视频文本检索是多模态理解中的一项基本任务，近年来日益受到学术界和工业界的关注。一般来说，视频本身包含多粒度语义，且每个视频对应多个不同文本，因此具有挑战性。以往表现最好的方法同时采用视频-句子、短语-短语和帧-词交互。与可直接获取的词/帧特征不同，短语特征需要从相关的词/帧特征中进行自适应聚合，因此要求很高。然而，现有方法利用简单的模内自注意来生成短语特征，而没有考虑以下三个方面：跨模语义相关性、短语生成噪声和多样性。在本文中，我们提出了一种新颖的可靠短语挖掘模型（RPM）来构建可靠的短语特征，并为视频-文本检索进行分层跨模态交互。所提出的 RPM 模型有几个优点。首先，为了保证视频短语和文本短语之间的语义一致性，我们提出了一组模态共享原型作为联合查询，将语义相关的帧/词特征聚合为自适应粒度的短语特征。其次，为了处理短语生成噪声，我们提出的去噪解码器模块负责获取原型与帧/词特征之间更可靠的相似性。具体来说，在计算相似度时，不仅要考虑帧/词特征与原型之间的相关性，还要考虑原型之间的相关性。此外，为了鼓励不同的原型关注不同的语义信息，我们设计了一种原型对比损失，其核心思想是使同一原型产生的短语比不同原型产生的短语更相似。广泛的实验结果表明，所提出的方法在 MSR-VTT、MSVD 和 LSMDC 等三个基准数据集上表现良好。

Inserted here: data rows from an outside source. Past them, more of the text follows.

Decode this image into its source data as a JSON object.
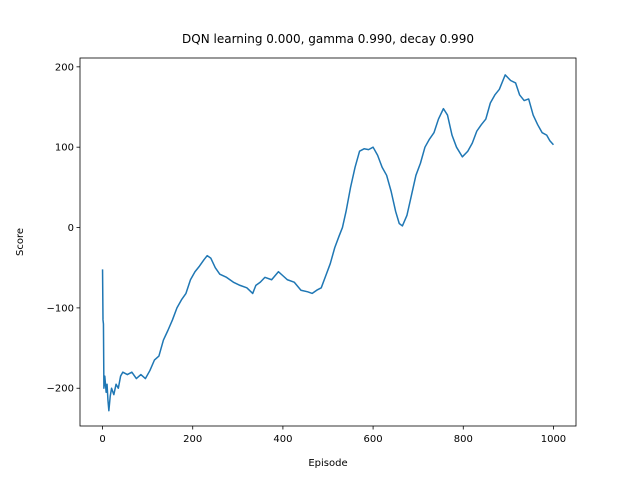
{
  "chart_data": {
    "type": "line",
    "title": "DQN learning 0.000, gamma 0.990, decay 0.990",
    "xlabel": "Episode",
    "ylabel": "Score",
    "xlim": [
      -50,
      1050
    ],
    "ylim": [
      -247,
      211
    ],
    "xticks": [
      0,
      200,
      400,
      600,
      800,
      1000
    ],
    "yticks": [
      {
        "value": -200,
        "label": "−200"
      },
      {
        "value": -100,
        "label": "−100"
      },
      0,
      100,
      200
    ],
    "series": [
      {
        "name": "Score",
        "color": "#1f77b4",
        "x": [
          0,
          1,
          2,
          3,
          5,
          8,
          10,
          12,
          14,
          17,
          20,
          25,
          30,
          35,
          40,
          45,
          55,
          65,
          75,
          85,
          95,
          105,
          115,
          125,
          135,
          145,
          155,
          165,
          175,
          185,
          195,
          205,
          215,
          225,
          232,
          240,
          250,
          260,
          275,
          290,
          305,
          320,
          333,
          340,
          350,
          360,
          375,
          390,
          400,
          410,
          425,
          440,
          455,
          465,
          475,
          485,
          495,
          505,
          515,
          525,
          532,
          540,
          550,
          560,
          570,
          580,
          590,
          600,
          610,
          620,
          630,
          640,
          650,
          658,
          665,
          675,
          685,
          695,
          705,
          715,
          725,
          735,
          745,
          756,
          765,
          775,
          785,
          798,
          810,
          820,
          830,
          840,
          850,
          860,
          870,
          880,
          893,
          905,
          916,
          925,
          935,
          945,
          955,
          965,
          975,
          985,
          992,
          1000
        ],
        "values": [
          -52,
          -115,
          -120,
          -200,
          -185,
          -205,
          -195,
          -215,
          -228,
          -210,
          -200,
          -208,
          -195,
          -200,
          -185,
          -180,
          -183,
          -180,
          -188,
          -183,
          -188,
          -178,
          -165,
          -160,
          -140,
          -128,
          -115,
          -100,
          -90,
          -82,
          -65,
          -55,
          -48,
          -40,
          -35,
          -38,
          -50,
          -58,
          -62,
          -68,
          -72,
          -75,
          -82,
          -72,
          -68,
          -62,
          -65,
          -55,
          -60,
          -65,
          -68,
          -78,
          -80,
          -82,
          -78,
          -75,
          -60,
          -45,
          -25,
          -10,
          0,
          20,
          50,
          75,
          95,
          98,
          97,
          100,
          90,
          75,
          65,
          45,
          20,
          5,
          2,
          15,
          40,
          65,
          80,
          100,
          110,
          118,
          135,
          148,
          140,
          115,
          100,
          88,
          95,
          105,
          120,
          128,
          135,
          155,
          165,
          172,
          190,
          183,
          180,
          165,
          158,
          160,
          140,
          128,
          118,
          115,
          108,
          103
        ]
      }
    ]
  }
}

本文章由计算机程序翻译，如有差异，请以英文原文为准。

求助全文

约1分钟内获得全文去求助

来源期刊

IEEE Transactions on Circuits and Systems for Video Technology 工程技术-工程：电子与电气

CiteScore

13.80

自引率

27.40%

发文量

660

审稿时长

5 months

期刊介绍： The IEEE Transactions on Circuits and Systems for Video Technology (TCSVT) is dedicated to covering all aspects of video technologies from a circuits and systems perspective. We encourage submissions of general, theoretical, and application-oriented papers related to image and video acquisition, representation, presentation, and display. Additionally, we welcome contributions in areas such as processing, filtering, and transforms; analysis and synthesis; learning and understanding; compression, transmission, communication, and networking; as well as storage, retrieval, indexing, and search. Furthermore, papers focusing on hardware and software design and implementation are highly valued. Join us in advancing the field of video technology through innovative research and insights.